A recent paper from UC Berkeley’s Terner Center for Housing Innovation found that Los Angeles created about 28,000 housing units on commercially zoned land between 2014 and 2019, far more than any other large metro area in California. In 2020, with the pandemic changing how people work, many developers and investors became interested in ramping up these conversions.
However, even if the conversion rate were to triple in coming years, it wouldn’t make a huge dent in the overall need for new housing. Under state law, Southern California must plan for 1.3 million new homes by 2029. Many of these homes could result if conversions expand to include underused retail spaces, industrial properties, hotels, and parking lots. In response, the city council voted in 2021 to investigate a plan that would expand the 1999 adaptive reuse ordinance citywide but adding a requirement that new housing units be affordable for moderate-income families.
Unfortunately, Los Angeles is in the news for having another severe housing crisis, the multitude of homeless, particularly veterans. Stress from their military service has caused many to seek refuge among others on the streets of cities all across the nation. The Veterans Administration (VA) has many outreach programs to try and find and integrate these nomads of the alley but the results are mixed at best.
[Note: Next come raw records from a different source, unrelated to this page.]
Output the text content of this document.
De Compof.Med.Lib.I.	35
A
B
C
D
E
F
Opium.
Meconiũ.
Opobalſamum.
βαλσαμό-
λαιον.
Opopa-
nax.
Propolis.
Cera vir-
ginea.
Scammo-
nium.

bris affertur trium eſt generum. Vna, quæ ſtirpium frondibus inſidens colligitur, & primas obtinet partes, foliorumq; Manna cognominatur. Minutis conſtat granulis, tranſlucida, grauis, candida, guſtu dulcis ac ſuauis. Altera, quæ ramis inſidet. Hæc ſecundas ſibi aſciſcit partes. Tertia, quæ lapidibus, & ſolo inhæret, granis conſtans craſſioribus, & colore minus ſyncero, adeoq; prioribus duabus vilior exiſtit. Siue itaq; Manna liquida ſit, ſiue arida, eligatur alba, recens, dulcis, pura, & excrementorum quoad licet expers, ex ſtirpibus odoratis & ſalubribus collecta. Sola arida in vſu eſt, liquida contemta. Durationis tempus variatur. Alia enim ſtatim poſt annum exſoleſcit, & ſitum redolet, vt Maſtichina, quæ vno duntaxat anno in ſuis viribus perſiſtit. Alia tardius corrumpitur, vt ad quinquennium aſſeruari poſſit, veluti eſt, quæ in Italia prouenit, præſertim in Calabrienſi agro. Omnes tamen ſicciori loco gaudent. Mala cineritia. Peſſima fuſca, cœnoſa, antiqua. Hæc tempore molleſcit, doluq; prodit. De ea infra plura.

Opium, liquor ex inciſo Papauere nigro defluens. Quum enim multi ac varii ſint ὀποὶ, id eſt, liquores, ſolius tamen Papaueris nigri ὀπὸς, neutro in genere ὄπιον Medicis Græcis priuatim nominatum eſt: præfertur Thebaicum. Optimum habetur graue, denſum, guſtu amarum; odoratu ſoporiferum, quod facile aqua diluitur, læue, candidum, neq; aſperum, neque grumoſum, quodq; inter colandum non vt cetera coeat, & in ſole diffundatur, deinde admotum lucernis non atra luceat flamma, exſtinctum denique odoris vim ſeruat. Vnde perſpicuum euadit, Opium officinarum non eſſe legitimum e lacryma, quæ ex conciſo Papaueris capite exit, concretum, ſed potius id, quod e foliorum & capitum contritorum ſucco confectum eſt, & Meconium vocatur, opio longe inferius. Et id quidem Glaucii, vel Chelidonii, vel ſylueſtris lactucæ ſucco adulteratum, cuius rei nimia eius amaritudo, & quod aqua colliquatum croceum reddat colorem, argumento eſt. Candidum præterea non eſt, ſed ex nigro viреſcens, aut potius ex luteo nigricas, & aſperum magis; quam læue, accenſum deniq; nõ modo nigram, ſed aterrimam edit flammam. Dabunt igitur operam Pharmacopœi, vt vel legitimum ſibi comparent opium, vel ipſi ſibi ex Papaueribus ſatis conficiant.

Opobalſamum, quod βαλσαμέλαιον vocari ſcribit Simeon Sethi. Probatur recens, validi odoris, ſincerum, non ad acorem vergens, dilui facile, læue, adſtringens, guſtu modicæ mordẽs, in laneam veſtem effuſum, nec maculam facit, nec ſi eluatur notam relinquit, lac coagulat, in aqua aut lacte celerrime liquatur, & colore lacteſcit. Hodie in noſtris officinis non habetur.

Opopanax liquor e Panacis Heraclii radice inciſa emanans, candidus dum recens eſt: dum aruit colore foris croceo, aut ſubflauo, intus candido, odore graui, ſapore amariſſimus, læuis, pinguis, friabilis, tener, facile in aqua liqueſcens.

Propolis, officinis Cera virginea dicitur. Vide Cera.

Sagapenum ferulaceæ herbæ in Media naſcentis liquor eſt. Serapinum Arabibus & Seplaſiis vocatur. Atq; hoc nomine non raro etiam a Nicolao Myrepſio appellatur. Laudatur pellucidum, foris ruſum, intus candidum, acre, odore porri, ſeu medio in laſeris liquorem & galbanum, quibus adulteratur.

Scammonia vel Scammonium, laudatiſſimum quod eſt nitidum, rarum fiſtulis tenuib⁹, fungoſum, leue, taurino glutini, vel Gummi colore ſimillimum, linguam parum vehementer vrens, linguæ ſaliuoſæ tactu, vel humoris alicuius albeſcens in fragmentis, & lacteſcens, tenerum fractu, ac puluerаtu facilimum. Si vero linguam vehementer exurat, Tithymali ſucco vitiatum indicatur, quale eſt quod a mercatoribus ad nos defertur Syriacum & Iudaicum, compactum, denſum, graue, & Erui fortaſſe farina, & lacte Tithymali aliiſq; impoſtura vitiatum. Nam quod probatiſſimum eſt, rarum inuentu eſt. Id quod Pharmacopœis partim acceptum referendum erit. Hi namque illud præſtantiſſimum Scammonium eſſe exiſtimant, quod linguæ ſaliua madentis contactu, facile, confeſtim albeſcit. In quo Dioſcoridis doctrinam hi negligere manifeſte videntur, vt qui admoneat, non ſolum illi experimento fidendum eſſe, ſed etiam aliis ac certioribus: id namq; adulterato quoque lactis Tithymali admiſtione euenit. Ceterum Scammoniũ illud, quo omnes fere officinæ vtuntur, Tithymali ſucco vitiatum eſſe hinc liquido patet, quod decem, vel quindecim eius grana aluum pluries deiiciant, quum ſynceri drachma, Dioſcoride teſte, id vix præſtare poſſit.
As of the last homeless count in LA County, in 2020, there were 3,900 homeless veterans. VA officials have said they housed 1,283 veterans from Oct. 1, 2020, to Sept. 30, 2021 and, in October 2021, VA Secretary Denis McDonough made a promise to find a way to house an additional 500 homeless vets in the LA area. and by the end of the year VA says it housed 667 veterans in the LA area between Oct. 1 and the end of December. At least 542 of them are from Los Angeles County (the others are from Southern and Central California counties).
According to the LA Times, of the LA contingent, 221 made it into permanent supportive housing; 321 are in what the VA calls transitional or temporary housing, or the mental health residential rehabilitation facility on the grounds of the West LA VA campus.
Most of the people who lived in sidewalk encampments are now in tents on a sanctioned campsite on the VA grounds (where they have food, toilets, and services). Some are living in VA-subsidized motels temporarily while others were relocated to new tiny houses that have been installed on the VA campus. Village for Vets provided 65 tiny shelters for homeless veterans on the campus, each costing $10,000 which includes the shelter itself as well as maintenance and repairs.
A big news in this regard was made by former California governor Arnold Schwarzenegger. He purchased 25 homes for homeless veterans living on the street in Los Angeles through his donation to Village for Vets’ Tiny Shelter Program. After the homes were installed by Team Rubicon volunteers, Schwarzenegger personally toured the homes and talked with the veteran residents at their Holiday Party.
These shelters, while small, provide a roof, climate control, a comfortable bed, and a locking door which is a large step up from homelessness. Village for Vets cautioned, “Providing this elevated standard of living from tent encampments is not a permanent solution but an important step in providing our Nation’s heroes with safety and dignity.” Following Schwarzenegger’s donation, Village for Vets has received over $100k in new donations, as well as gaining thousands of new followers.